In Arctic Russia, Upper Devonian and lower Carboniferous rocks are exposed north of the Lena river. They belong to the Stolb, the Ebelakh and Bastakh formations (Mezhvilk 1958). The DCB should occur within the Ebelakh Formation, constituted by fine- to medium-grained feldspar-quartz sandstone with carbonate cement and small amount of dolomite and felsic volcanic matrix (Saraev et al. 2013). However, it is not possible precisely placing the boundary, as fossils are very scarce (Mezhvilk 1958). From the Lena River estuary area, Ivanovski (1967) noted that the oldest corals found in the Carboniferous strata are Caninia cornucopiae and Uralinia multiplex, which indicate probably an upper Tournaisian age, whereas older macrofauna seems to be lacking. Conodonts collected in the Stolb Formation (Izokh 2017) indicate an age not younger than the Pa. rhomboidea Zone, while the older assemblage from the Bastakh Formations is referred to the isosticha-Upper crenulata Zone (Izokh 2017; Izokh and Yazikov 2017).

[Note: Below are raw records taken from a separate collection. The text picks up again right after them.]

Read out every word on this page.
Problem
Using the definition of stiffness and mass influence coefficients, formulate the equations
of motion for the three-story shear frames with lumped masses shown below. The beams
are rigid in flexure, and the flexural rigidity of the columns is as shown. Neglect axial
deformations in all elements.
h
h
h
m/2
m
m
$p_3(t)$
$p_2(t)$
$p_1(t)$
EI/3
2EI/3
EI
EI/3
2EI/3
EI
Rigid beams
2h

The situation in Novaya Zemlya is also poorly known at a detailed scale. In the southern part of Novaya Zemlya, the uppermost Devonian-Tournaisian Lazarevskaya Formation includes neritic carbonate facies. The Famennian part of the Lazarevskaya Formation is composed of bioclastic grainstone and packstone and stromatoporoid boundstone (Schecoldin et al. 1994) that yield a rich and diverse assemblage of benthic organisms, including rugose corals (Gorsky 1938), brachiopods and foraminifers (Rzhonsnitskaya 1967). Shallow-marine carbonates extend at least up to the Viséan, with some intercalations of shale and bedded chert in the Tournaisian (Schecoldin et al. 1994). On the western coast of the southern area, Schecoldin et al. (1994) report in the Lazarevskaya Formation the occurrence of black shale and radiolarite that yielded lower Tournaisian conodonts allowing to place the DCB. However, only the Tournaisian species Si. lobata, Si. crenulata and Si. obsoleta were reported. In the Kara area (central-eastern part of the archipelago), the succession across the DCB consists of black bedded cherts, radiolarites, shales and rare carbonate intercalations. The conodont fauna consists of Siphonodella sp., Patrognathus crassus and Clydognathus cf. cavusiformis.
Europe
Ukraine
In the Donets Basin, the DCB is located at the interface of the Devonian Porfiritovaya and Bazalievskaya formations. The uppermost Famennian is characterised by shallow-water carbonate facies, often dolomitized, with an abundant foraminiferal fauna including Quasiendothyra communis, Q. kobeitusana, Q. konensis, Cribrosphaeroides sp., Paracaligelloides florennensis, Tournayella sp., Septatournayella sp., Septaglomospiranella sp. and Septabrunsiina sp., as well as the index conodont Si. praesulcata (Poletaev et al. 1990, 2011). Brachiopods and stromatoporoids are abundant (Berchenko and Poletaev 2007). An unconformity is developed at the base of the overlying Bazalievskaya Formation, but after Poletaev (1981) it might reflect local condition of sedimentation. However, this unconformity should probably be reconsidered under the perspective of the Hangenberg Sandstone event. This formation passes southwardly into the Porfiritiv Formation, which is composed of fine-grained, often dolomitic limestone with the previously reported foraminiferal assemblage, overlain by black shale with brachiopods and a more diverse conodont fauna composed of Antognathus volnovachaensis, Bi. costatus, Bi. aculeatus, Si. praesulcata, Po. parapetus and Pseudopolygnathus spp. (Poletayev et al. 2013), which likely indicate some intermixing of Devonian and Carboniferous species.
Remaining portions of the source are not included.